Где я? Где этот проклятый телефон? Нащупывая его одной рукой, я опрокинул стакан с водой, стоявший на ночном столике, попал рукой в лужицу, стекавшую на пол, и наткнулся на что-то твердое – телефон. Я поднял трубку. Моя рука дрожала, когда я подносил трубку к уху.
– Да?
– Доброе утро, господин Лукас, – сказал девичий голос. – Вы просили вас разбудить. Сейчас семь часов.

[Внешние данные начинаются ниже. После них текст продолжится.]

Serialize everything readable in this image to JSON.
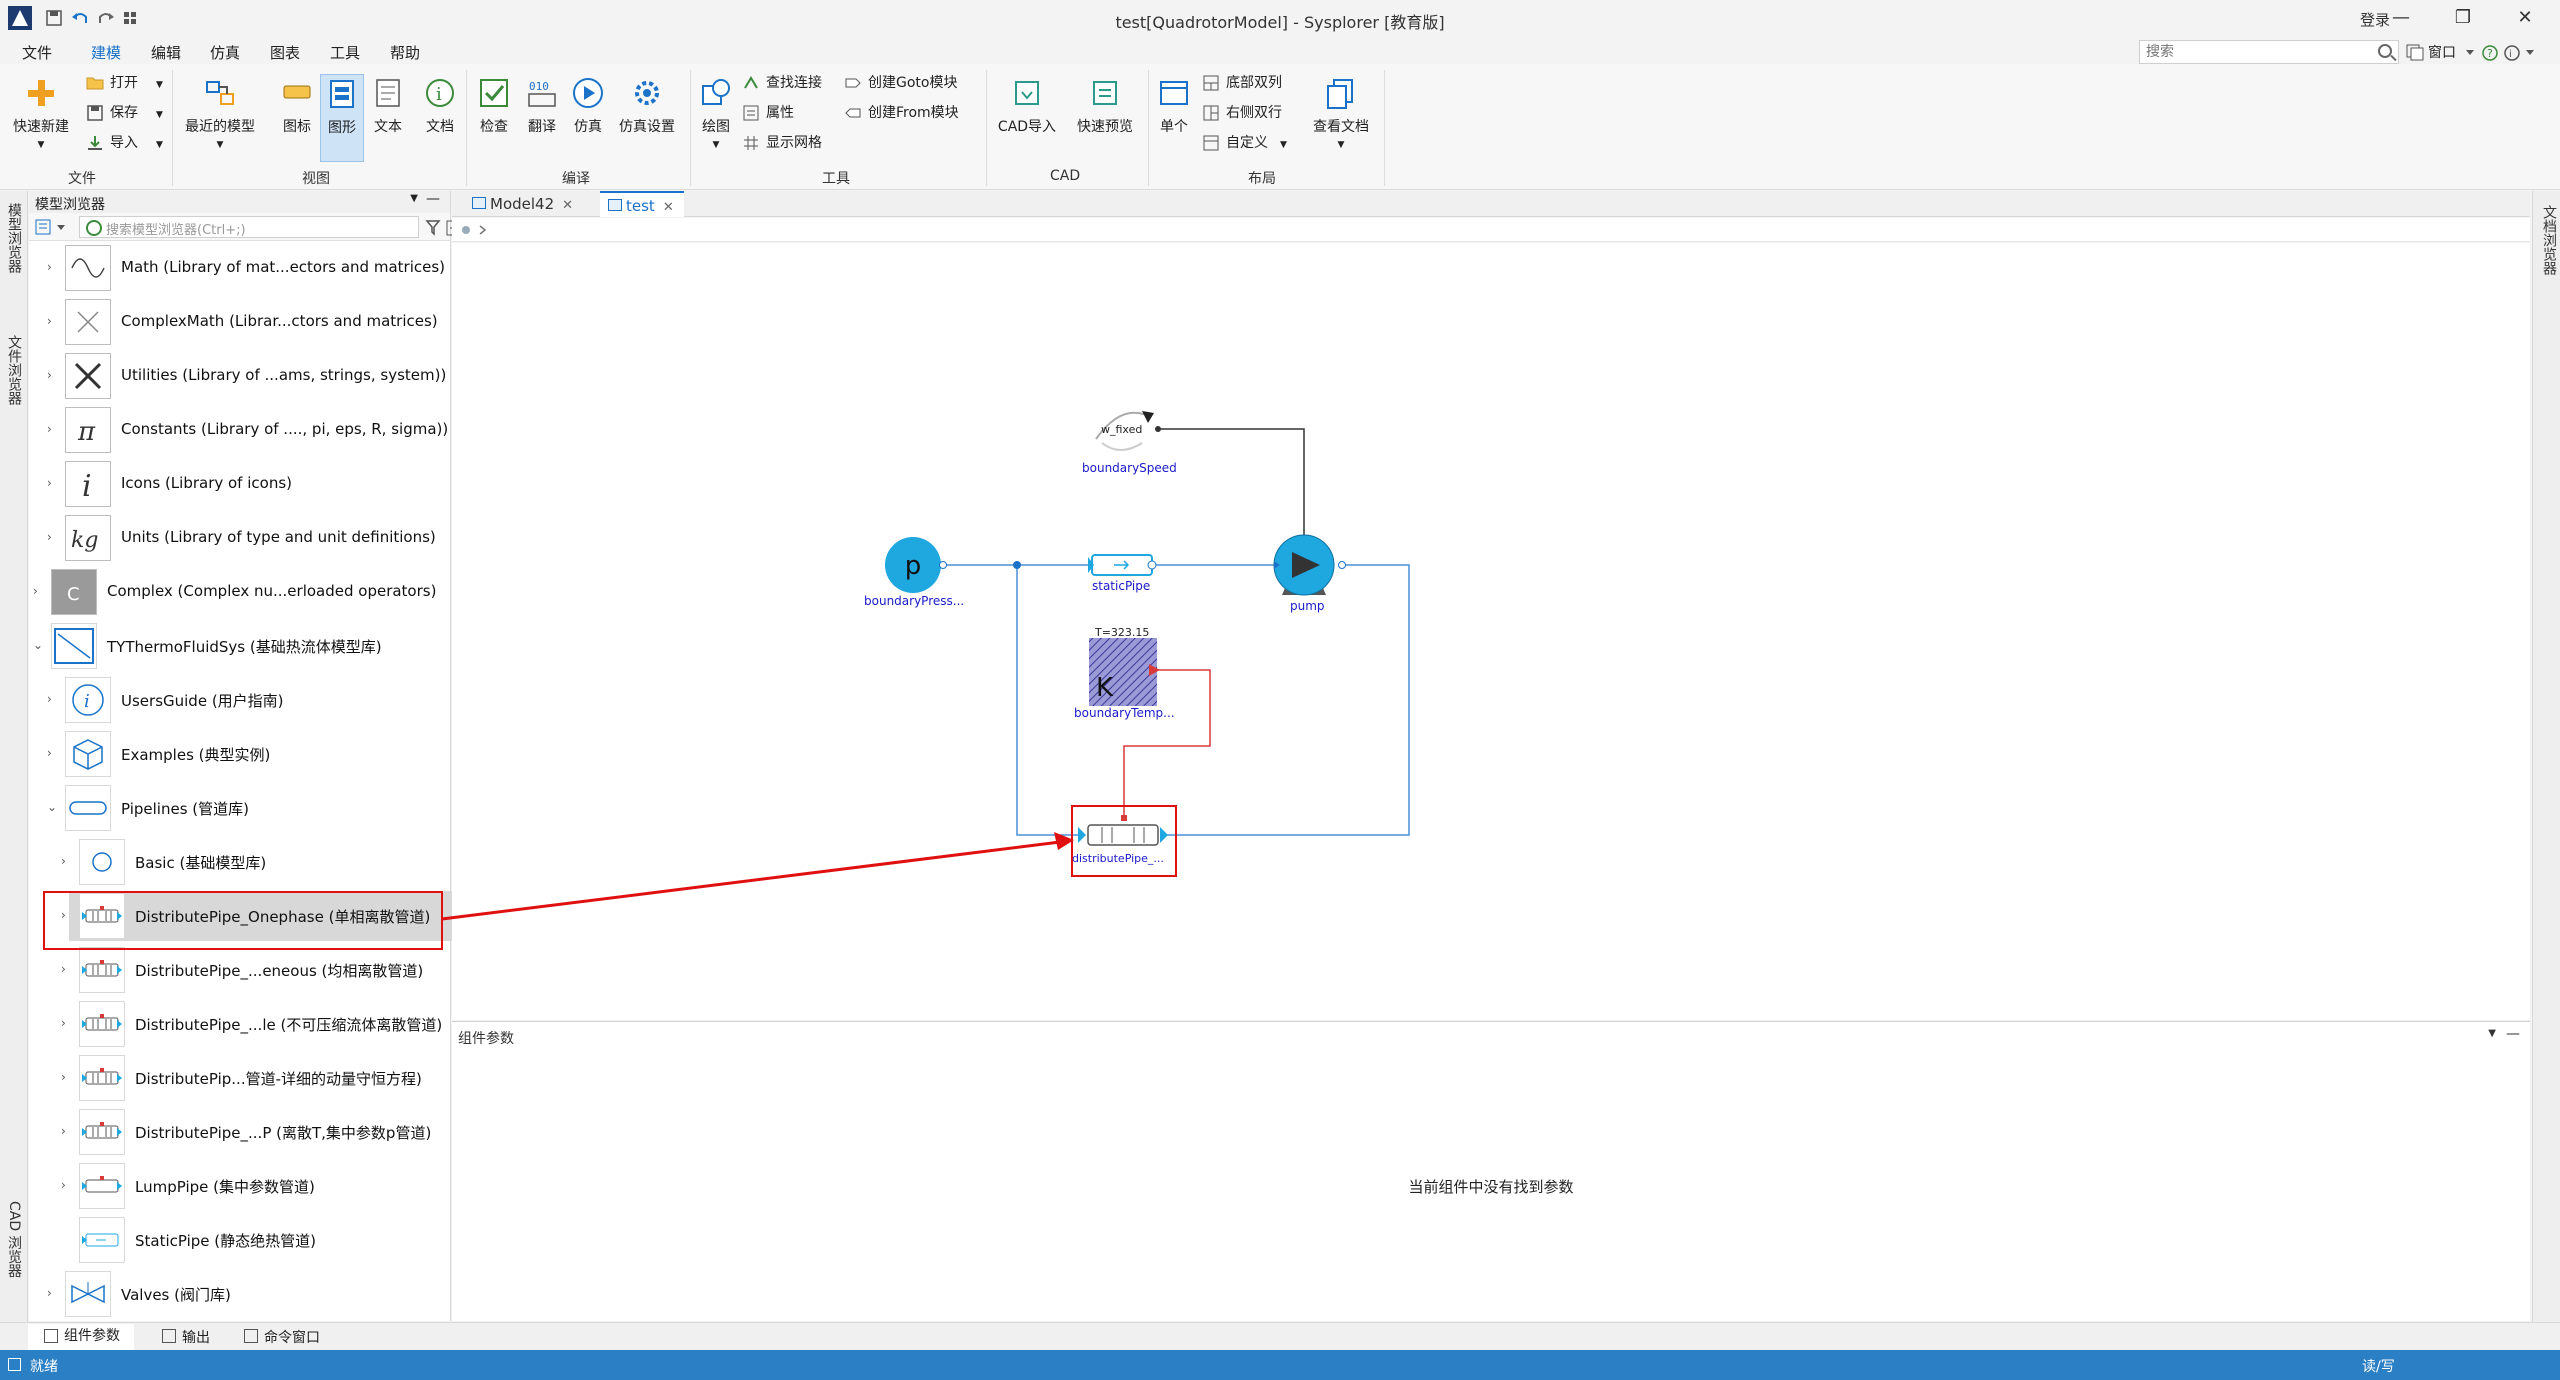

– Семь часов, – тупо повторил я.
Я хотел положить трубку, но не нашел рычага, стал обеими руками нашаривать включатель настольной лампы, нажал на него, и отвратительный, слишком яркий свет внезапно разлился по комнате. Что это за… И тут я все вспомнил. Да это же мой номер в гостинице! Ну конечно, я же просил разбудить меня в семь часов. Ведь я нахожусь в «Интерконтинентале». Я оставил свою жену. Ради Анжелы. И в четыре утра еще разговаривал с ней. Значит, не поспал и трех часов. Я знал, что опять засну, если немедля не встану, а спать мне было никак нельзя. Я увидел, что вода, пролившаяся из стакана, стекла со столика на пол и образовала темные пятна на ковровом покрытии. Я набрал в легкие побольше воздуха и рывком вскочил с кровати – слишком быстро, потому что закачался и чуть не упал. Голова раскалывалась от боли. Это все виски, слишком много я его выпил за эту ночь. Я все еще не протрезвел. Ощупью я кое-как доковылял до окна спальни и раздернул шторы. Ослепительный солнечный свет больно резанул меня по глазам. Я прижал обе ладони к лицу. Там, за окном, раскинулось летное поле.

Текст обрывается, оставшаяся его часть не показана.